I found an old article describing a workaround here to add the bnx2 firmware into the initrd for pxebooting to work. It’s not clear to me which initrd is used by Maas for pxeboot. is it /var/lib/maas/boot-resources/current/boot-initrd? Would this approach still work although the advice is 10 years old?
Here’s how my boot looks right now:
More head scratching here. I managed to get a second NIC installed into 1 box to test, (a modern intel NIC) and I see same issue still.
Right, I have one of these boxes in front of me now, and am able to reproduce this issue 100%. It seems like some other network issue may be causing this, as I’ve installed a test MAAS region/rack to bare metal on a simple LAN, and the issue still occurs as stated above regardless of if I’m attempting to boot from the bnx2 card or the test second NIC I’ve installed (an Intel 82574L card). I guess next steps are to run some Wireshark captures and see what’s actually happening.
I wasn’t able to glean much from Wireshark. 2.4.x successfully commissions/deploys the servers however.
I need pod deployment for those machines to complete my environment buildout.
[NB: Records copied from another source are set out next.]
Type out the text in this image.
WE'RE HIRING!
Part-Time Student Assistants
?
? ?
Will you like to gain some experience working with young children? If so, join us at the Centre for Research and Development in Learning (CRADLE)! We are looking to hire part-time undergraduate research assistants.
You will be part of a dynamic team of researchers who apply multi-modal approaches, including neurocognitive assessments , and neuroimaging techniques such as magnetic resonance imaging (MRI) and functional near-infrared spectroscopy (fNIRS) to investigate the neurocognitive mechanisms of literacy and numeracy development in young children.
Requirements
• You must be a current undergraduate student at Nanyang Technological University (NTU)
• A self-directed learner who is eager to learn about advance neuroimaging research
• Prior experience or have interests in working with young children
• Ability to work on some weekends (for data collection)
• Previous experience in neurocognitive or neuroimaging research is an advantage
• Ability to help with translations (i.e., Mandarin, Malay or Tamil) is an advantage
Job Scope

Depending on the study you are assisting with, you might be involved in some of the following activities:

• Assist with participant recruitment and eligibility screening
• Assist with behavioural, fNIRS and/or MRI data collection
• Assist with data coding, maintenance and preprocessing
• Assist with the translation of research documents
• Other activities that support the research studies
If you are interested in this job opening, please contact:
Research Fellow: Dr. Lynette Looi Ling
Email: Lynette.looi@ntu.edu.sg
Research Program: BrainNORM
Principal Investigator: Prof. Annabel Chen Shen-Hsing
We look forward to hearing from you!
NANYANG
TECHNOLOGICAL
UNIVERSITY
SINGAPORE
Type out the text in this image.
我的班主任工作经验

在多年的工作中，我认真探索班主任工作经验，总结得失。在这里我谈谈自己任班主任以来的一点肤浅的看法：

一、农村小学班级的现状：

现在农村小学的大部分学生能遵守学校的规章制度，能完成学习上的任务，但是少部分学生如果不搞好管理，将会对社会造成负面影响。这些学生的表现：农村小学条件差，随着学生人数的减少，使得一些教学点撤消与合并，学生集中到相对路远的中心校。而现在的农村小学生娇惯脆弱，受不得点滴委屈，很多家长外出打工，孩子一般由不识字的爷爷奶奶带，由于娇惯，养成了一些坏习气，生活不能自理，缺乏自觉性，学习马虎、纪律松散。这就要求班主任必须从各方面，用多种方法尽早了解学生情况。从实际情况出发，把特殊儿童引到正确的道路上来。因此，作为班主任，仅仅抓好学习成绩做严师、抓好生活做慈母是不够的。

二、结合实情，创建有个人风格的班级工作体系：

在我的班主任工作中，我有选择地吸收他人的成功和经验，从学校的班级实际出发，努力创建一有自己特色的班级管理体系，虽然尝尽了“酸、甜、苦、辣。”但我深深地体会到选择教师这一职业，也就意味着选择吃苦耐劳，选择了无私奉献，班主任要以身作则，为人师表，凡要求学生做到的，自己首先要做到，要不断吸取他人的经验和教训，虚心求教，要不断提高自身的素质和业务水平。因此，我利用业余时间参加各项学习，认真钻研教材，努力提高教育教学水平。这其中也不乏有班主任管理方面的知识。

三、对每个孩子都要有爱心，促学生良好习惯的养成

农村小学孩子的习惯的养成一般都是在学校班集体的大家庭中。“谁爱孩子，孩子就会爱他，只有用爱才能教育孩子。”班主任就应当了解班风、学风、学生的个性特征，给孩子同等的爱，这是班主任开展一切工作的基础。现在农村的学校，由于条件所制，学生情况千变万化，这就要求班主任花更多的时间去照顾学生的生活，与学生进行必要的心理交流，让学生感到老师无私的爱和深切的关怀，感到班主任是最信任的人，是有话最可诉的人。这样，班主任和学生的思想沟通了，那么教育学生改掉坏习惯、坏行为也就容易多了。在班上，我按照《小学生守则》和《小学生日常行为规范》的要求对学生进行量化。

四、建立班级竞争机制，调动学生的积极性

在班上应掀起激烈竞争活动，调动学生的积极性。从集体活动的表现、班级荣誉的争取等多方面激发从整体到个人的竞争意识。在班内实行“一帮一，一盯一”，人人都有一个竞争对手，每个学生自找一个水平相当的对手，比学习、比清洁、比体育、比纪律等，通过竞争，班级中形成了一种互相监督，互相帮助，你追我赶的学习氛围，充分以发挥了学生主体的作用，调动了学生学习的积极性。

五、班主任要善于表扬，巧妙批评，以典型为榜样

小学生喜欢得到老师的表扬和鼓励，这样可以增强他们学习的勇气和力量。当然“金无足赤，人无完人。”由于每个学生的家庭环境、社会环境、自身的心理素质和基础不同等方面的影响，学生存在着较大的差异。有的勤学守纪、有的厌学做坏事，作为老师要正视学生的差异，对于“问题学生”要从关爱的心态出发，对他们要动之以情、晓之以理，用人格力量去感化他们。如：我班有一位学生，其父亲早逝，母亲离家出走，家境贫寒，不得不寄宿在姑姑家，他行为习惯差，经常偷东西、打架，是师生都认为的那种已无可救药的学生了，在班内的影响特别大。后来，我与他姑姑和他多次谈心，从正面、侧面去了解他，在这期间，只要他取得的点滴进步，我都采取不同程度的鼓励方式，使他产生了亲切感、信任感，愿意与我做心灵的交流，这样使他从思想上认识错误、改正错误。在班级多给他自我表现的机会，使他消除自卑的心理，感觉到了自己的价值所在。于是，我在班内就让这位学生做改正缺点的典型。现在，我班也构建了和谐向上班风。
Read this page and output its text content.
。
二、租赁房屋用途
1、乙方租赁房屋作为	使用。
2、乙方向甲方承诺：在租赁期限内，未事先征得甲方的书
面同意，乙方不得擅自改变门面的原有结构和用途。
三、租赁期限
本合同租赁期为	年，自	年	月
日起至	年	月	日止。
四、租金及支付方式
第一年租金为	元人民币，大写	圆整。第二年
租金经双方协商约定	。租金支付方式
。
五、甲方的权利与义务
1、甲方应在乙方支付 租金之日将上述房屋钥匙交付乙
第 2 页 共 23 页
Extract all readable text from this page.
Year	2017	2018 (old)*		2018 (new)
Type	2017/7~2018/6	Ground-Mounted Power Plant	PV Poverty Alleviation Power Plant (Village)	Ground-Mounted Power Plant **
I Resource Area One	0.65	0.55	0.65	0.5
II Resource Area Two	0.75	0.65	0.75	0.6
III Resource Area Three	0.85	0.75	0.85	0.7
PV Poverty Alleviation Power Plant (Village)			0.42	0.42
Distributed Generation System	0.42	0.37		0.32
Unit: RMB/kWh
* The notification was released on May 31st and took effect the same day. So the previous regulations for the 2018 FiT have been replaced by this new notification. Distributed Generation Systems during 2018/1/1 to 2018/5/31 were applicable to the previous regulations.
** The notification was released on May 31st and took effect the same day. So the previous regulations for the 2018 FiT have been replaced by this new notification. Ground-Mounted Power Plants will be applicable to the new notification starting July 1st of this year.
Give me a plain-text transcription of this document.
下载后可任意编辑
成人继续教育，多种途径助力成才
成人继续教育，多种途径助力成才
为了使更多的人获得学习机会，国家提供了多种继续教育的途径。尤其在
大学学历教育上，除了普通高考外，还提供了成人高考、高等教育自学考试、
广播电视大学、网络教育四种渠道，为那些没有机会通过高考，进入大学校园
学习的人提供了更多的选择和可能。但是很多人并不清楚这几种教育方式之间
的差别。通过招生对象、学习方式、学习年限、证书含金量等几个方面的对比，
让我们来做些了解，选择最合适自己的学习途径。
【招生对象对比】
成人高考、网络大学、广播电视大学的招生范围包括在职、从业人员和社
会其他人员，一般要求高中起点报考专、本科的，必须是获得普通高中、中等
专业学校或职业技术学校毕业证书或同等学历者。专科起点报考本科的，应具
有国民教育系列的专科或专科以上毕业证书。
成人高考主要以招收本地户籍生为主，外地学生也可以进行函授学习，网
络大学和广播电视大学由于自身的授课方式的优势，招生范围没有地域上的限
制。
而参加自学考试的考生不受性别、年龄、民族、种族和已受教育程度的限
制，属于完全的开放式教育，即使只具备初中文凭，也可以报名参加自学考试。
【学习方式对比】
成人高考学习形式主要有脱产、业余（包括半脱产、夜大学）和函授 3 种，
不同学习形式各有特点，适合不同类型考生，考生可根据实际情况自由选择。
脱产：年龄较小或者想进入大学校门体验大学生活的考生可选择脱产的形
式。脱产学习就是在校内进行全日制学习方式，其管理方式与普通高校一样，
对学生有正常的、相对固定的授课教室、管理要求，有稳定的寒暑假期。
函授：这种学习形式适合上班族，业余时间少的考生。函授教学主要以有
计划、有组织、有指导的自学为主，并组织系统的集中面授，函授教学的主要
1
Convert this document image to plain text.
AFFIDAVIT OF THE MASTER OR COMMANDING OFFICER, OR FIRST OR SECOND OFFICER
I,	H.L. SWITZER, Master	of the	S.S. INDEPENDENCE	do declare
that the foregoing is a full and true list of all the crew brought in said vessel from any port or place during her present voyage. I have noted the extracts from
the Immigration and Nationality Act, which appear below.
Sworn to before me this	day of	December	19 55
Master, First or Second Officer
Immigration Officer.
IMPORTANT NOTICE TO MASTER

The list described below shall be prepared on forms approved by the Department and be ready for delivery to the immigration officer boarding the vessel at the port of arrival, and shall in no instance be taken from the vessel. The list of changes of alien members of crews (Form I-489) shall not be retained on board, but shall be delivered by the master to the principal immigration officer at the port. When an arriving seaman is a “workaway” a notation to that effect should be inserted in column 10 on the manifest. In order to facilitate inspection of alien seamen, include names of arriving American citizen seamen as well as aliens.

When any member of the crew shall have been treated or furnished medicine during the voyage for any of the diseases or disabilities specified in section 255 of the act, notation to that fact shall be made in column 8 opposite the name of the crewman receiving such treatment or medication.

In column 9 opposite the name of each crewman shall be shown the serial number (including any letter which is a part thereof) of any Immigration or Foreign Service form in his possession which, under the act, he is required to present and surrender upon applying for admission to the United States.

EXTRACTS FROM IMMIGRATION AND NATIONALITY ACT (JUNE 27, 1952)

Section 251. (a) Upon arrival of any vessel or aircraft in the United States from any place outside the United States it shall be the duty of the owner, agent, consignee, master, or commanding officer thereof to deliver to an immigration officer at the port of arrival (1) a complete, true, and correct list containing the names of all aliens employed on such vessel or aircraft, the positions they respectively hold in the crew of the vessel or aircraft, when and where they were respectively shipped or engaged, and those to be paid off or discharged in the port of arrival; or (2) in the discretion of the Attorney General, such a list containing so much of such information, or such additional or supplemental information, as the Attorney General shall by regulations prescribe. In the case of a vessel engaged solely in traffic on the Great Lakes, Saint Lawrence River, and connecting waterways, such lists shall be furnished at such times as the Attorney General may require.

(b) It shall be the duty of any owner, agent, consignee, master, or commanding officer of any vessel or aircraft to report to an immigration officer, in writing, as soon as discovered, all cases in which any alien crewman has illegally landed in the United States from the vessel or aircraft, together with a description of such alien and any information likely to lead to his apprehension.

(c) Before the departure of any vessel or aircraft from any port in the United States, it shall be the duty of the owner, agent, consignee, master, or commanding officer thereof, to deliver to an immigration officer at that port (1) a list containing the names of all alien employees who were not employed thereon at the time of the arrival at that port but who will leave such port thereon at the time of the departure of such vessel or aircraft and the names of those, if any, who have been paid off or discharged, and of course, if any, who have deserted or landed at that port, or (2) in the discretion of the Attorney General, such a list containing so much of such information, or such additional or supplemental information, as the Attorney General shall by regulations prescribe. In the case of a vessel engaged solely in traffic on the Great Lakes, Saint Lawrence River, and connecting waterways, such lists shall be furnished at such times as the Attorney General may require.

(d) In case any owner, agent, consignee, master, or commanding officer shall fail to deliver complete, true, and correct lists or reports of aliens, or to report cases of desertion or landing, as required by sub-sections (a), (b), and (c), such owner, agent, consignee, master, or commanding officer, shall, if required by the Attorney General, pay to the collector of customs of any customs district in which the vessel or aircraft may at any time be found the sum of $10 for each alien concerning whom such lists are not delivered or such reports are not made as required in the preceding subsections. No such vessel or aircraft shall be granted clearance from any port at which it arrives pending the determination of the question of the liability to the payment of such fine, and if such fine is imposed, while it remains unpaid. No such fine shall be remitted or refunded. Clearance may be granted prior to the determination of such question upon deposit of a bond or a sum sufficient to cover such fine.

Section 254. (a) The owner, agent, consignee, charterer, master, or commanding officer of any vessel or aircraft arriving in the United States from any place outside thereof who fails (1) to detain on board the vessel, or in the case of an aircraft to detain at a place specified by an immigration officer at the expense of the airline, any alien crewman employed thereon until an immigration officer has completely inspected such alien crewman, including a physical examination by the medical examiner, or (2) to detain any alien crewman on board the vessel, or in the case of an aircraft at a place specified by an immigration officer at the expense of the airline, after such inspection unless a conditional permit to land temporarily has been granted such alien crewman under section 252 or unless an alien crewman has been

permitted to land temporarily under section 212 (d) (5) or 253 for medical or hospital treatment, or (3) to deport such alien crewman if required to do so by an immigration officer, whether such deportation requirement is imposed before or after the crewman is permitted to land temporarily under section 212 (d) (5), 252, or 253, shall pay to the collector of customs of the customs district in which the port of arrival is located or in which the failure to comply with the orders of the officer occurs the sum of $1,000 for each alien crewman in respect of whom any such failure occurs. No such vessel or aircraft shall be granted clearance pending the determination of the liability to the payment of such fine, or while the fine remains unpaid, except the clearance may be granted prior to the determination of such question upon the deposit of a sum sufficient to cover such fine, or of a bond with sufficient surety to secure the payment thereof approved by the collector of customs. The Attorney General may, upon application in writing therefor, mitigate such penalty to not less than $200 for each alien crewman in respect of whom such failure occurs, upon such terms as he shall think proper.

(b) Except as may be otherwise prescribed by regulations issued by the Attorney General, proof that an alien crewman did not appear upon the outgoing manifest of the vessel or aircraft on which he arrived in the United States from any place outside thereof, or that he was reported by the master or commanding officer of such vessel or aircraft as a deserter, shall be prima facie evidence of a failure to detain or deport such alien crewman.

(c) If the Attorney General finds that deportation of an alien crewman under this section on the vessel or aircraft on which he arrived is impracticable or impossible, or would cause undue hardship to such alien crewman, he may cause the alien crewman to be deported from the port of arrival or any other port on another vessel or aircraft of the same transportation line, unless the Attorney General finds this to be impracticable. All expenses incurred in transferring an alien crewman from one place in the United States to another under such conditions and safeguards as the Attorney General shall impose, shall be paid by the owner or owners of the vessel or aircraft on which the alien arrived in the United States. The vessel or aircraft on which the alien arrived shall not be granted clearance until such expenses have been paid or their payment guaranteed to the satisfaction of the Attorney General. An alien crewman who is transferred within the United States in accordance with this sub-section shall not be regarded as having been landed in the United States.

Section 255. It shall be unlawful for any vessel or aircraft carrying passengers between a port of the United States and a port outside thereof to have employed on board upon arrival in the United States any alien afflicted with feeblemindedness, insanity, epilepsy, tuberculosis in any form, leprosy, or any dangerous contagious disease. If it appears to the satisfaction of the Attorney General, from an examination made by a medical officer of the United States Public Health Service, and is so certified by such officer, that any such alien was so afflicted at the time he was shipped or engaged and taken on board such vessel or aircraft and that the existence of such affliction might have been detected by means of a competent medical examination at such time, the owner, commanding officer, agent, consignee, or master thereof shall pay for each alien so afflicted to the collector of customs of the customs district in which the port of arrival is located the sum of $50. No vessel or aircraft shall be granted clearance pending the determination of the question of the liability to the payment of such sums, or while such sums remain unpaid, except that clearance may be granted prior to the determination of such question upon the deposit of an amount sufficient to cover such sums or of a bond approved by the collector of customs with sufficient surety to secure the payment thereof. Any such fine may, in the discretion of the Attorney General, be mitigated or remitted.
Is it possible to restore a 2.5.x package to a ppa please? I assume some iteration on 2.6 is in the works to improve the compatibility regression that was introduced, but I’d really appreciate an interim solution that I might get from a 2.5.x version.
So MAAS 2.4 vs MAAS 2.5/2.6 has differences in that 2.4 fully uses TFTP and in MAAS 2.5/2.6 the PXE process for legacy (which seems to be the case here) leverages HTTP boot. That means that lpxelinux.0 gets downloaded over TFTP and the initrd/kernel do so over HTTP.
This was introduced in MAAS 2.5. What’s interesting here is that MAAS 2.6 has not had any changes wrt to this for legacy systems. The changes that MAAS 2.6 has introduced all relate to:
- KVM VMs will now use iPXE
- For EFI machines and arm64 with older firmware, we do something similar in which grub is downloaded over TFTP and the rest over HTTP.
- For EFI machines with newer firmware, it supports full HTTP boot.
- Changes in the DHCP config to support all of the above.
So I’m surprised this won’t work on 2.6 when it did work on 2.5. While the machine is PXE booting, can you paste the output of rackd.log ?
It’s possible the issue did occur on 2.5 also, but I haven’t been able to verify as 2.5 seems to be unavailable. I was suggesting 2.5 as to me it was the last known good version to my environment.
hi, did you resolve that?
No. Reverting back to 2.4.2 allows me to PXE boot those servers, but at a loss of all the 2.5.x+ functionality.